I first actually viewed Fiona Hill when she testified at Trump’s first impeachment hearing and I was just so impressed. Then I realized I’d already read a book by her – Mr Putin: Operative in the Kremlin was published in 2020 and I read it then as I was fascinated by Putin.
There Is Nothing For You Here: Finding Opportunity in the Twenty-First Century
By Fiona Hill
Oct 2021 / (432 pages)
Read by Fiona Hill
Rating: 7.5 / memoir – economics
I first actually saw Fiona Hill when she testified at Trump’s first impeachment hearing and I was just so impressed. That book is also read by Hill and yes, her accent was challenging until I got used to it. Then I realized I’d already read a book by her – Mr Putin: Operative in the Kremlin was published in 2020 and I read it then because I was fascinated by Putin.
Hill grew up in the mainly coal town of Bishop Auckland in the 1970s. Those were the Thatcher years and Hill was a poor girl in a hard-pressed post-industrial part of England. Her father told her to get out of there if she wanted opportunity. She followed his advice – hence the title.
Her family is presented as being rather typical of the times and place. And typical also of parts of the US for the last couple decades where jobs have disappeared and there’s not much “opportunity” to be had.
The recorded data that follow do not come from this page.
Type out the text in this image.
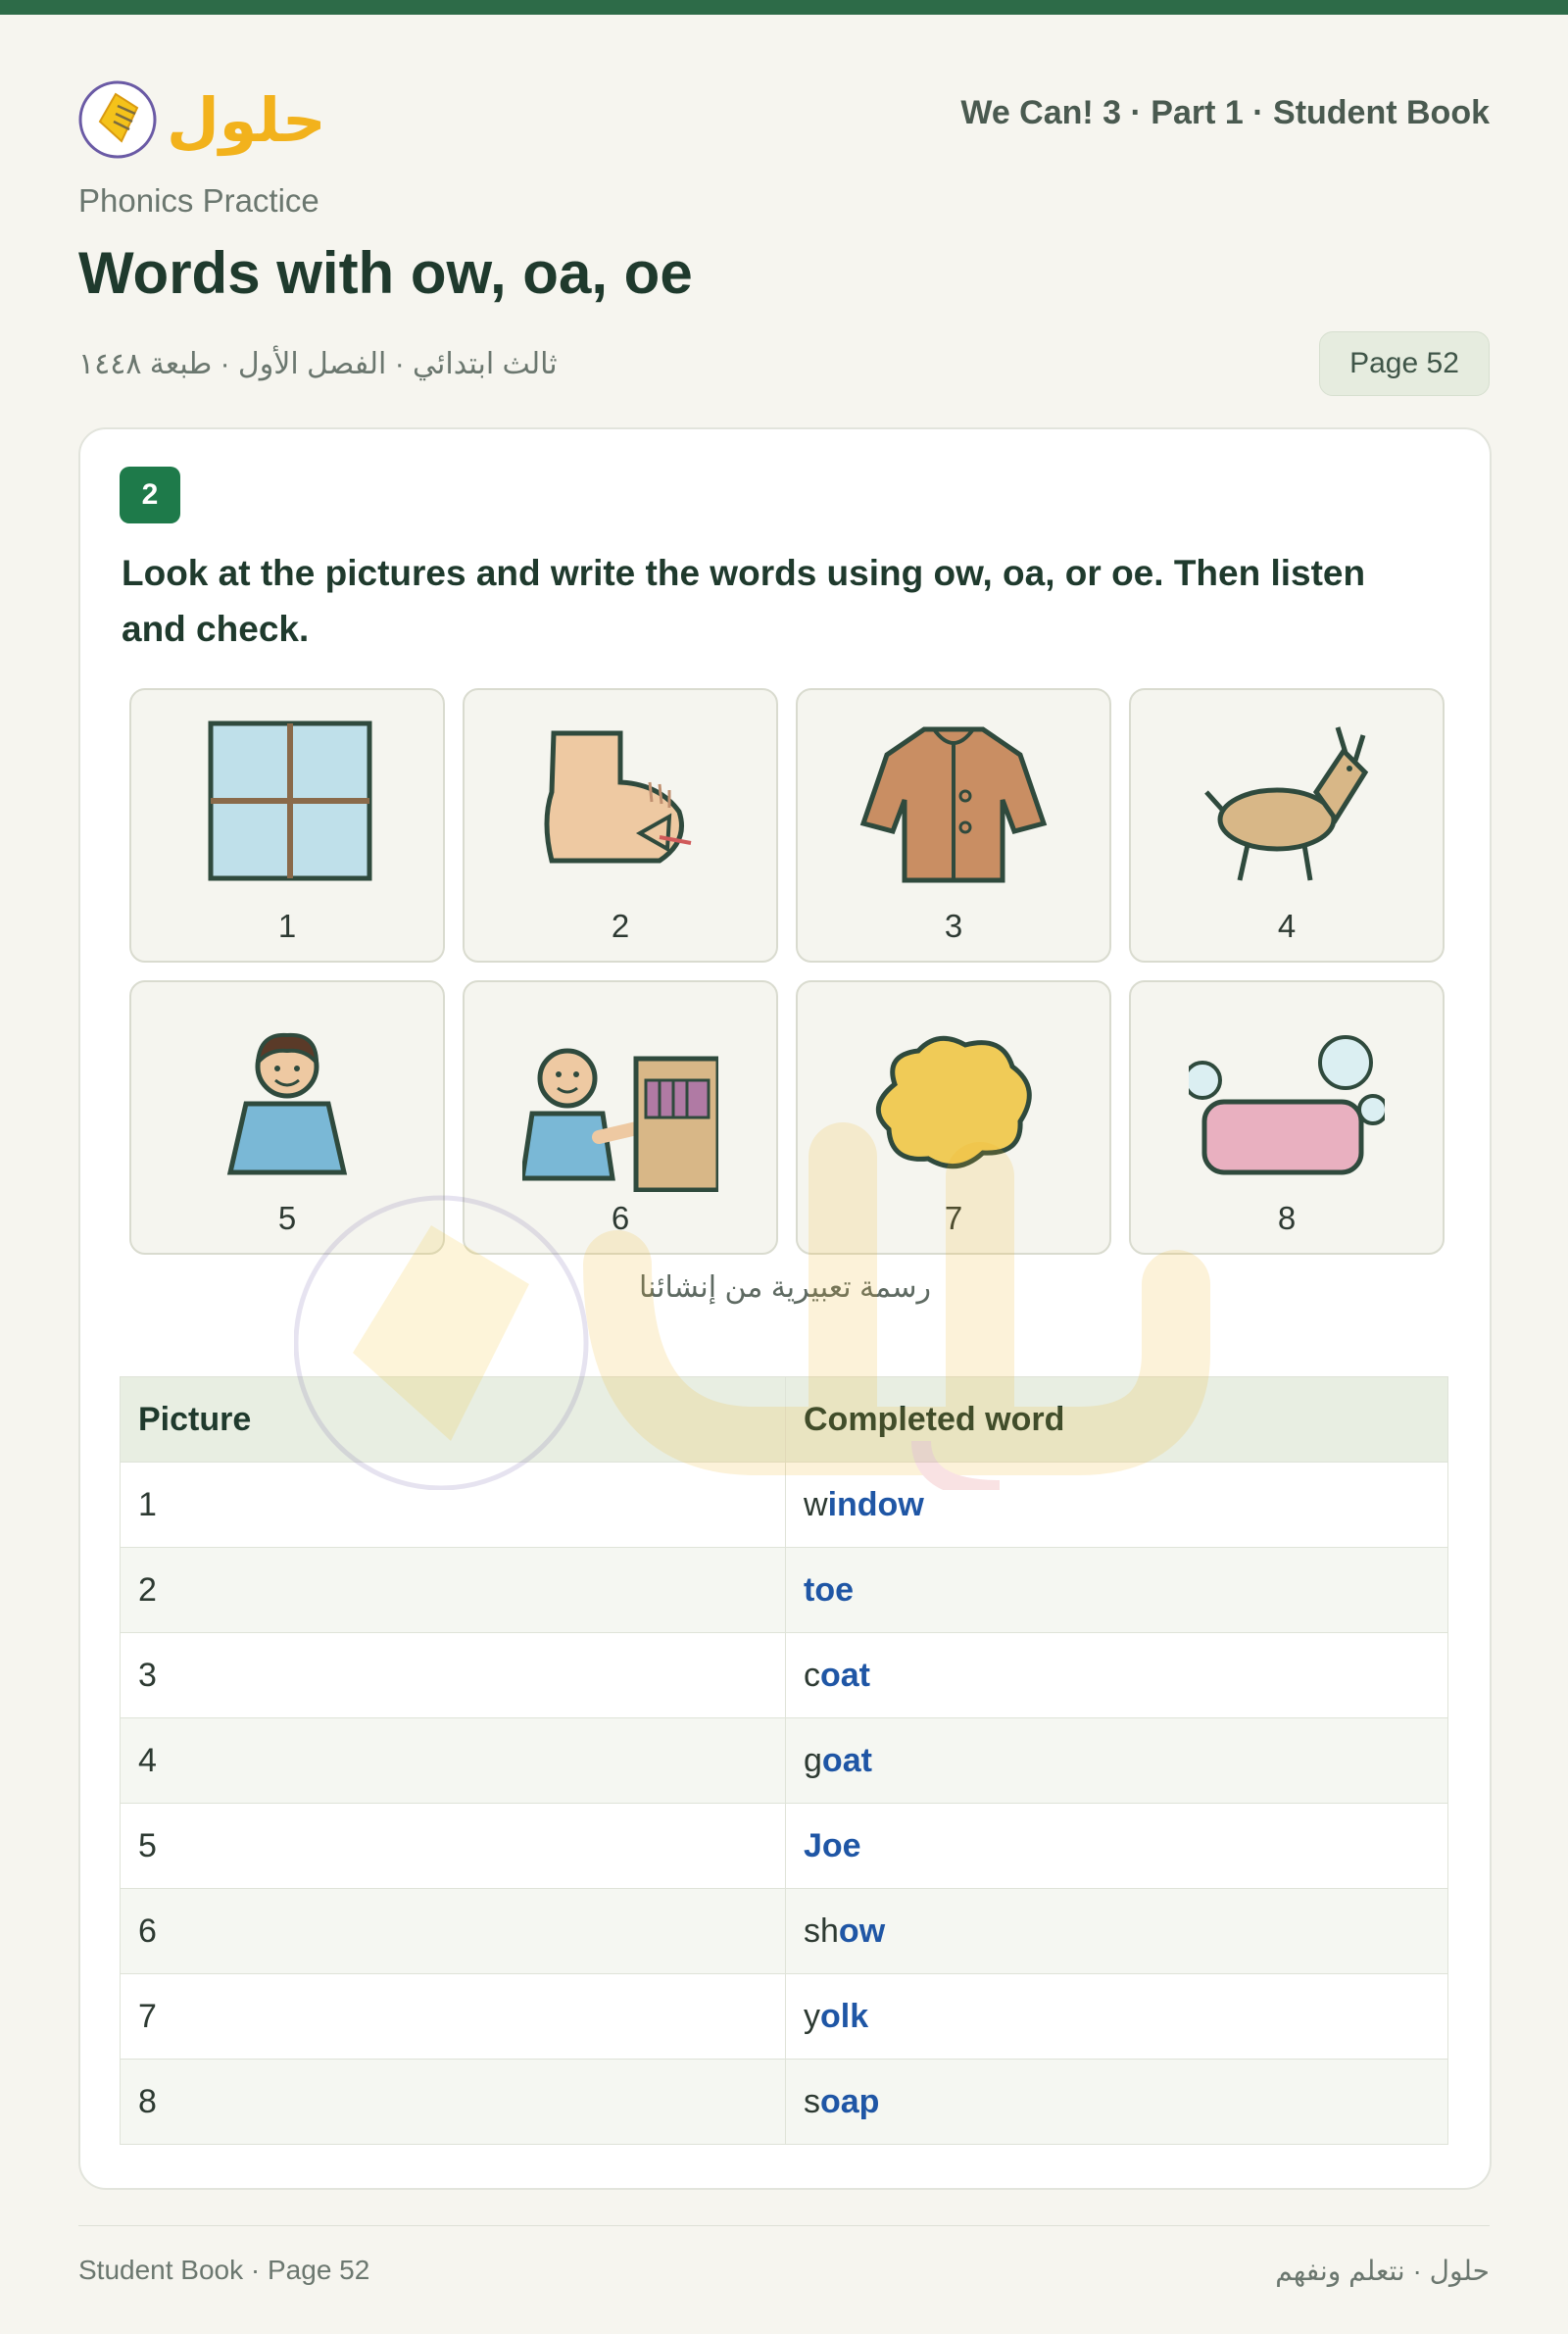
حلول	We Can! 3 · Part 1 · Student Book
Phonics Practice
Words with ow, oa, oe
ثالث ابتدائي · الفصل الأول · طبعة ١٤٤٨	Page 52
2

Look at the pictures and write the words using ow, oa, or oe. Then listen and check.

1	2	3	4
5	6	7	8
رسمة تعبيرية من إنشائنا
Picture	Completed word
1	window
2	toe
3	coat
4	goat
5	Joe
6	show
7	yolk
8	soap
Student Book · Page 52	حلول · نتعلم ونفهم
J.D. Vance’s Hillbilly Elegy and Tara Westover’s Educated are memoirs with this theme – coming up out of working class areas where the work part has disappeared.
Hill’s focus is the economics of the area and her own family and that works into advice to others as well as the health and education necessary to make use of any possible opportunity to be found. Her mother worked in health care, her father in various fields so Hill aimed toward gaining an education where, in the 1970s, changes were occurring in both the US and UK enabling the poor to gain access to the middle class.
One thing which was different about Hill’s situation is that her parents scrimped and were lucky enough to be able to purchase and keep a home. She won a scholarship to a local high school, but didn’t have the money for the uniforms. “Even when opportunity presented itself it took resources to seize it.” Instead she went to the local public school where weren’t enough text books to go around and other difficulties.
She then made use of all opportunities as they come along with some room for choosing and a lot of room for luck. She sought out small grants and scholarships at the library and through volunteering and tips from others including her local political representatives, churches and unions – almost anywhere. She ended up getting a PhD, moving to the US and getting a job at the US State Department. This has to be persistent and personally driven – there was no one program for opportunity and success.
One problem Hill faced at almost all levels of advancement was her accent which spoke of her northeast working class background. It became a stigma whenever she met British people who knew immediately where she was from and she never “fixed” her accent.
Trump is discussed as being particularly bad about prejudice and stereotyping women and experts. Hill faced it all. And she wrote a book about how to find opportunity when it seems entirely stacked against you.
And she has a multitude of suggestions for how individuals, communities and countries can do this. The book is mostly about the sub-title: “Finding Opportunity in the Twenty-First Century.”
It’s a pretty good book but I got bored when the talk turned too much to specific opportunities other than hers. The last third seems to drag on and on. I most enjoyed the memoir and the parts about life in the US with Trump.